Blaues Licht, Nebel, allmählich füllt sich der Saal mit gemischtem Publikum, die entspannte Atmosphäre deutet darauf hin, das offensichtlich alle zum Musikhören und –genießen gekommen sind. Ein Flügelpaar hinter dem Schlagzeug – ein Vorbote, dass hier eine Band bereit zum Abheben ist?

Die Musik

Long Distance Calling sind eine Instrumentalband mit Songs zwischen viereinhalb und zwölfeinhalb Minuten Länge, in denen sie den Gitarrenrock mit Metalausflügen facettenreich feiern. Der Opener „Ascending“ beginnt mit bissigen Riffs im Uptempo, die sich ganz allmählich in den ruhigen, melodiesatten Schlussteil auflösen.
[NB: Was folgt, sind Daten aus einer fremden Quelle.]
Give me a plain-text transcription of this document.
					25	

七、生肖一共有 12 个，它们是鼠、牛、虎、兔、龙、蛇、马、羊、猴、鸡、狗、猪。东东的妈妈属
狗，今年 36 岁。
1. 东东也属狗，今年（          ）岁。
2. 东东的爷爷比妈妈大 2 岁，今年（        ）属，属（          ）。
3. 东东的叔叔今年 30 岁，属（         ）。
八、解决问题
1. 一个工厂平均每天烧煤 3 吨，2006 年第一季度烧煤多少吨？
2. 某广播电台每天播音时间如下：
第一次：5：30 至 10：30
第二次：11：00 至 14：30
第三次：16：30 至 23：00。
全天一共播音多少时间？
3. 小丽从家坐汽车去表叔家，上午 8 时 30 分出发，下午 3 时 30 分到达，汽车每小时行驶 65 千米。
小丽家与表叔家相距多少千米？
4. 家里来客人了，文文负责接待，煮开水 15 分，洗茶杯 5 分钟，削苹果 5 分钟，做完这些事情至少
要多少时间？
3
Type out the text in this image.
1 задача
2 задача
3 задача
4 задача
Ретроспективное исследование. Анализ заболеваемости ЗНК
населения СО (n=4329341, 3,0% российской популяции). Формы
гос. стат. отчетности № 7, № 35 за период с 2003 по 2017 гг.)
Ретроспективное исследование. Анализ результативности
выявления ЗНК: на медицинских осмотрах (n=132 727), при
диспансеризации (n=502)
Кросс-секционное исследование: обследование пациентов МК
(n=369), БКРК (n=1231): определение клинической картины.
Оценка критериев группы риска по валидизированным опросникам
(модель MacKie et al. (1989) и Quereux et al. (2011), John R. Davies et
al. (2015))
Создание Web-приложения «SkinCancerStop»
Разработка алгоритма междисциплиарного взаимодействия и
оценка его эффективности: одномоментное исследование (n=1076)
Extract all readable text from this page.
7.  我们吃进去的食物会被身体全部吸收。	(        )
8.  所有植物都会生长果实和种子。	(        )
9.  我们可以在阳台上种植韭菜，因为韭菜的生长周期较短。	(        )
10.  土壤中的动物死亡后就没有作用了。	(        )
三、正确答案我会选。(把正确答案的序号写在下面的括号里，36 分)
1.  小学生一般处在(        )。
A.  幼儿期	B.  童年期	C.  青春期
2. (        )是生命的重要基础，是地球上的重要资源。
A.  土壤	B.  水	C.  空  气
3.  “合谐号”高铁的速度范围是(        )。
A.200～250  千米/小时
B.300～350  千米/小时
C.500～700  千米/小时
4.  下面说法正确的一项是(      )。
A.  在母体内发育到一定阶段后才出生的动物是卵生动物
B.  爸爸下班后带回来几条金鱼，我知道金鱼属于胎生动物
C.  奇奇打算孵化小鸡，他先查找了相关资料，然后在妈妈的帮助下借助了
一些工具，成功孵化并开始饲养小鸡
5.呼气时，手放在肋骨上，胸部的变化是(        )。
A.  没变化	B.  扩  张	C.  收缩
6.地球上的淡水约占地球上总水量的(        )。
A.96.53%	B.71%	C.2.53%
Viel Atmosphäre, wenig Gefrickel. Hier geht es nicht ständig um preisverdächtige Geschwindigkeiten und technische Höchstleistungen, sondern Florian Füntmann und David Jordan an den Gitarren sowie Jan Hoffmann und  Janosch Rathmer an Bass und Schlagzeug huldigen dem Moment, zeigen sich geduldig, lassen in „Out There“ auch mal völlige Stille zu beziehungsweise schieben einen Song wie „Aurora“ erst ganz langsam an, um ihn nach kurzer Eruption im Klangkosmos verschwinden zu lassen.

Das Publikum

Klarer Männerüberschuss, aber gemischt in Alter und Optik. Junge Metalheads begeistern Long Distance Calling ebenso wie mit Krautrock Aufgewachsene. Andächtig lauscht man den Klängen, manche schließen die Augen, reisen träumend durch die Welten dieses vierköpfigen Klangkörpers. Großer Applaus nach jedem Song, den die Bandmitglieder mit einem Lächeln und kurzem „Danke, Kiel“ über das einzige Mikro quittieren.

Was in Erinnerung bleibt

Einen Brüller, der partout keine Stille ertragen kann, gibt`s ja immer, doch der junge Mann, der auf „Maul halten!“ nicht ausreichend reagiert, wird von einer jungen Frau zur Seite genommen und erfolgreich mit ruhigen Worten um Respekt gegenüber der Band und dem Rest des Publikums gebeten. Sanftmut siegt.

Fazit

Ein großartiger Abend mit einer großartigen Band, die tatsächlich abgehoben ist – das Publikum dabei aber mitgenommen hat.